Editoriali / Lodi
Venerdì 22 Novembre 2024
Due lezioni dalle Regionali su astensionismo ed equilibri
Il centrodestra farebbe bene a non sottovalutare il segnale di Umbria ed Emilia
«Talvolta ho l’impressione che ci sia - è anche comprensibile, forse - tra le forze politiche, maggiore attenzione rivolta, per la competizione, soltanto a chi vota, a chi poi andrà alle urne. Il problema principale però del nostro Paese, del nostro sistema istituzionale, è verso chi non vota, per indurlo a partecipare alla vita democratica del paese con le elezioni. Perché la democrazia vive della partecipazione: se questa non c’è, appassisce». Lo diceva qualche giorno fa il Presidente della Repubblica intervenendo all’incontro dell’Osservatorio permanente giovani-editori. Le elezioni in Emilia-Romagna e Umbria hanno fornito una conferma di questa emergenza oltre le già pessimistiche (dato il trend generale) previsioni. Eppure a livello regionale è possibile una conoscenza meno generica dei candidati e il sistema elettorale è il più maggioritario e “presidenzialista”. che ci sia nel nostro ordinamento. Due fattori che teoricamente dovrebbero incentivare l’affluenza alle urne, ma non è andata così Le radici del problema sono evidentemente più profonde. Ha certamente pesato il fatto che il risultato dell’Emilia Romagna fosse dato abbastanza per scontato, ma questo non può bastare a motivare un calo dell’affluenza superiore ai 20 punti percentuali e una partecipazione nettamente al di sotto della soglia della metà degli aventi diritto. Del resto anche in Umbria, dove invece la carica di governatore era chiaramente contendibile, si è toccato il minimo storico con una discesa di ben 12 punti rispetto alle precedenti regionali. Il doppio successo del “campo largo” può essere relativizzato al pensiero che si tratta pur sempre di due regioni storicamente a sinistra. E quindi il problema di fare breccia nell’altra metà dell’elettorato resta in piedi. Però la volta scorsa l’Umbria era andata al centro-destra, un esito per certi versi clamoroso, e il recupero avvenuto in una stagione in cui il vento sembra spirare in tutt’altra direzione è un fatto politico oggettivamente rilevante.

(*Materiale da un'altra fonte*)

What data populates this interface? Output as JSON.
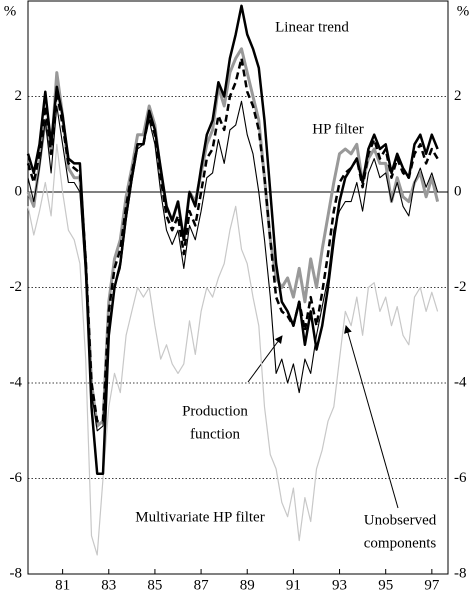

Per quanto riguarda la maggioranza nazionale, fino a quando le opposizioni non riusciranno a coagulare una coalizione coesa e credibile come alternativa di governo, Giorgia Meloni e i suoi alleati non avranno molto da temere sul fronte interno. I problemi più insidiosi appartengono semmai alla sfera internazionale che è sempre più gravida di incognite. Comunque il risultato del voto in Umbria ed Emilia-Romagna è un segnale che il centro-destra farebbe bene a non sottovalutare. L’atteggiamento che lascia intuire (o talvolta dichiara esplicitamente) la volontà di prendere tutto e a tutti i livelli, può indurre una reazione di rigetto nell’opinione pubblica. Per non parlare del rischio di entrare in rotta di collisione con gli organismi di garanzia, come ha dimostrato la decisione della Corte costituzionale che ha ridisegnato completamente la prospettiva dell’autonomia differenziata, riconducendola ai principi della Carta. Il terreno delle riforme, vale ricordarlo, è per antonomasia quello più congeniale al dialogo tra i partiti. Si potrebbe ripartire da qui, ma sarebbe necessaria una volontà politica che non si vede all’orizzonte.